My fiancés sister has been dating a guy for a few years now who I think is totally sketchy. He told her he has a wife, but keeps coming up with reasons why their divorce proceedings get pushed back and all the wife’s stuff is still in the guy’s house in a separate room.
She told us he “hates taking pictures” (red flag) and the few times he was supposed to meet other people in other family, “something has come up.” He was supposed to be at my brother-in-law’s wedding and at the last minute had a cancel for some reason. I think the guy is lying to this woman and seeing other people on the side and God knows what else.
ANYWAYS. My fiancé and I are getting married next month at city hall in front of our parents, stepparents and his 2 siblings (I’m an only child). Then, we’re going to dinner. This will be the extent of our wedding celebrations, aside from maybe something very lowkey with our friends down the road.
Last week, my fiancé’s sister called and asked if her bf could come. She lives in another state than most of the family, so she thinks this would be a great time for him to meet everyone because “they’ll all be there.”
I absolutely don’t want this. Aside from me thinking the dude is sketchy, I’ve never met him. Neither has my fiancé, his brother nor his dad and step mom. So him being there and meeting everyone for the first time would completely change the vibe of the dinner. My own parents and stepdad have not yet met my fiancé’s siblings, so there will already be some introductions going on.

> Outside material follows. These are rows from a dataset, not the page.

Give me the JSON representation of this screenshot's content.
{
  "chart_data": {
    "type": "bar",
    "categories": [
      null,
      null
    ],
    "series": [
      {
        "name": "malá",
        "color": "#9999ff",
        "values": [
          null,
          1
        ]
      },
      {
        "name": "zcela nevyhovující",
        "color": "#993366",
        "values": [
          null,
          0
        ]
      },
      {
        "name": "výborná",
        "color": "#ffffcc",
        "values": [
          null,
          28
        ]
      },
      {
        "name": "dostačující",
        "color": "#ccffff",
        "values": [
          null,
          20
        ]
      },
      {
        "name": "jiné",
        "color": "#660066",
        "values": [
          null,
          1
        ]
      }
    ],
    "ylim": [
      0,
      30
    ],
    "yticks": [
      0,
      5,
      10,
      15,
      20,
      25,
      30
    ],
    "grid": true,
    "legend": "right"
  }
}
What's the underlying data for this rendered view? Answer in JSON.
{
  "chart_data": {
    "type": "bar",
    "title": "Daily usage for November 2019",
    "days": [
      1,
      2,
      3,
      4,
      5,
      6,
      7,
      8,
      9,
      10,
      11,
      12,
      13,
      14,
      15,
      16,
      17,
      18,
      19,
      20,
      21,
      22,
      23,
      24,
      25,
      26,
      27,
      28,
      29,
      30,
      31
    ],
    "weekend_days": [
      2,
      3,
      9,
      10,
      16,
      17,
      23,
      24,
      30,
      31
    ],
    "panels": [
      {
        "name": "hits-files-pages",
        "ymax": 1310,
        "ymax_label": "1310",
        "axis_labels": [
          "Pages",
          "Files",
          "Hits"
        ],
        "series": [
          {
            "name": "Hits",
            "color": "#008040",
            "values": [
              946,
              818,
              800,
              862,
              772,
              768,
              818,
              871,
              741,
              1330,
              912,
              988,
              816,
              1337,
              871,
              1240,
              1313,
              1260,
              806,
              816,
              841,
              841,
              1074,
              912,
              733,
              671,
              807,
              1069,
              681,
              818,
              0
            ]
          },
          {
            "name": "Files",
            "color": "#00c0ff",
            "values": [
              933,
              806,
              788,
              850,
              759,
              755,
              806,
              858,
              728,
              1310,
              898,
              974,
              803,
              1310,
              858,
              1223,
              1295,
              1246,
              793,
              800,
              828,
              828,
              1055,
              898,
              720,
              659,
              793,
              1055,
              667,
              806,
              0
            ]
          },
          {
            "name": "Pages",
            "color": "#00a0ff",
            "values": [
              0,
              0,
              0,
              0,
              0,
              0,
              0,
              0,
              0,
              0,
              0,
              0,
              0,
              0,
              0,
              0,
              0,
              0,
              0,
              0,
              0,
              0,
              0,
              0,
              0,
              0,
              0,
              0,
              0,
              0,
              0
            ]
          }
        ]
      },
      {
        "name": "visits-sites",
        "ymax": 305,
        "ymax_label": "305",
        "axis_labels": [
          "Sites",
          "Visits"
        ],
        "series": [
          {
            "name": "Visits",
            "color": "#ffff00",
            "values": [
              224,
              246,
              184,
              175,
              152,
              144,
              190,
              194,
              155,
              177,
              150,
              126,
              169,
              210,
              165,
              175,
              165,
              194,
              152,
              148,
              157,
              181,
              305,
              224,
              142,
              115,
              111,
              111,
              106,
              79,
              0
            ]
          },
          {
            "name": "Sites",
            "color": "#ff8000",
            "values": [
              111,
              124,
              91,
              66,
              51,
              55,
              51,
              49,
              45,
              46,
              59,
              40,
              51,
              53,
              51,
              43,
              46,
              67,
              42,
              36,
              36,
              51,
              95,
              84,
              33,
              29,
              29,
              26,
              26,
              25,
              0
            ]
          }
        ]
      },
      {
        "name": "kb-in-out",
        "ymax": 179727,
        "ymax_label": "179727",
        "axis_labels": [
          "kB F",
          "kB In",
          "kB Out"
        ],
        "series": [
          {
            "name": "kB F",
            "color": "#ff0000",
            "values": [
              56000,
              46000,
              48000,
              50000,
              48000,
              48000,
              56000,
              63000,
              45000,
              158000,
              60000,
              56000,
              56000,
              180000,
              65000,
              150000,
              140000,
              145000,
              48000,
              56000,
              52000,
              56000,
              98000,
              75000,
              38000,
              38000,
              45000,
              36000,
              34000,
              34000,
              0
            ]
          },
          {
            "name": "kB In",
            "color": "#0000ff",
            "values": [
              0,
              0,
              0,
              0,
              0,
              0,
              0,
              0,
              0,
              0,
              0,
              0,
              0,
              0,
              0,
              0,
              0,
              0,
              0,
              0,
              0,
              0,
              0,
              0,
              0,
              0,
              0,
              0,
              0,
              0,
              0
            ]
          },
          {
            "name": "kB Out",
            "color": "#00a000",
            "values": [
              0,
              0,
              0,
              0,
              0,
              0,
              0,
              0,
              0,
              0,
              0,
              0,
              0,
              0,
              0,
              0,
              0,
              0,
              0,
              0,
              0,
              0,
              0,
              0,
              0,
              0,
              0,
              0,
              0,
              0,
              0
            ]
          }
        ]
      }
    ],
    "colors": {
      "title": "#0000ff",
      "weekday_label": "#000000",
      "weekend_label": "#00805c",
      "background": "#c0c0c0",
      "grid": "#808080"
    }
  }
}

But I feel like this is different because it’s 2 families meeting, not everyone meeting someone who’s NOT part of the family. I also think it’s unfair to my parents who are there to celebrate their daughter getting married. Not to watch my fiancé’s family get to know this new person.
They will be in town for a few days. I’d be 100% happy and willing to do another meal during that time to meet this guy. We could even do it the very next morning, we’re not busy. Bottom line is that I’ve no interest in meeting this person for the first time at my own wedding dinner. I want to tell the sister that he is not invited. AITA?
CSurvivor9 said:
He won't come. Let her know you're posting photos of everyone on facebook and he definitely won't come. Why cause problems saying no when you can say yes and set up a scenario where he'll say no?
FormSuccessful1122 said:
I’m assuming this post is all about the same man because I don’t understand “new bf” in your title based on this story.
NTA. But based on past history it doesn’t sound like he’d come anyway.
Artistic-Tough-7764 said:
NTA. "No, we are not planning for extra guests"
Life_Temperature2506 said:
She's been dating the guy "for a few years"? Easy YTA, right? No. He's had plenty of chances to meet everyone and chickened out, for whatever reason, every single time. Your future SIL has forfeited the right to have him at your wedding dinner. NTA
My fiancé agrees that it’s a weird request, but doesn’t care enough to say anything. But he’s very much a “go with the flow” kind of person so I don’t hold it against him. He’s not that close with his sister and disagrees with a lot of the decisions she makes in her life.
I said “new bf” because I’ve never met him, nor has most of the family. The “new bf” described in the title and the person discussed are the same person. Sorry for any confusion.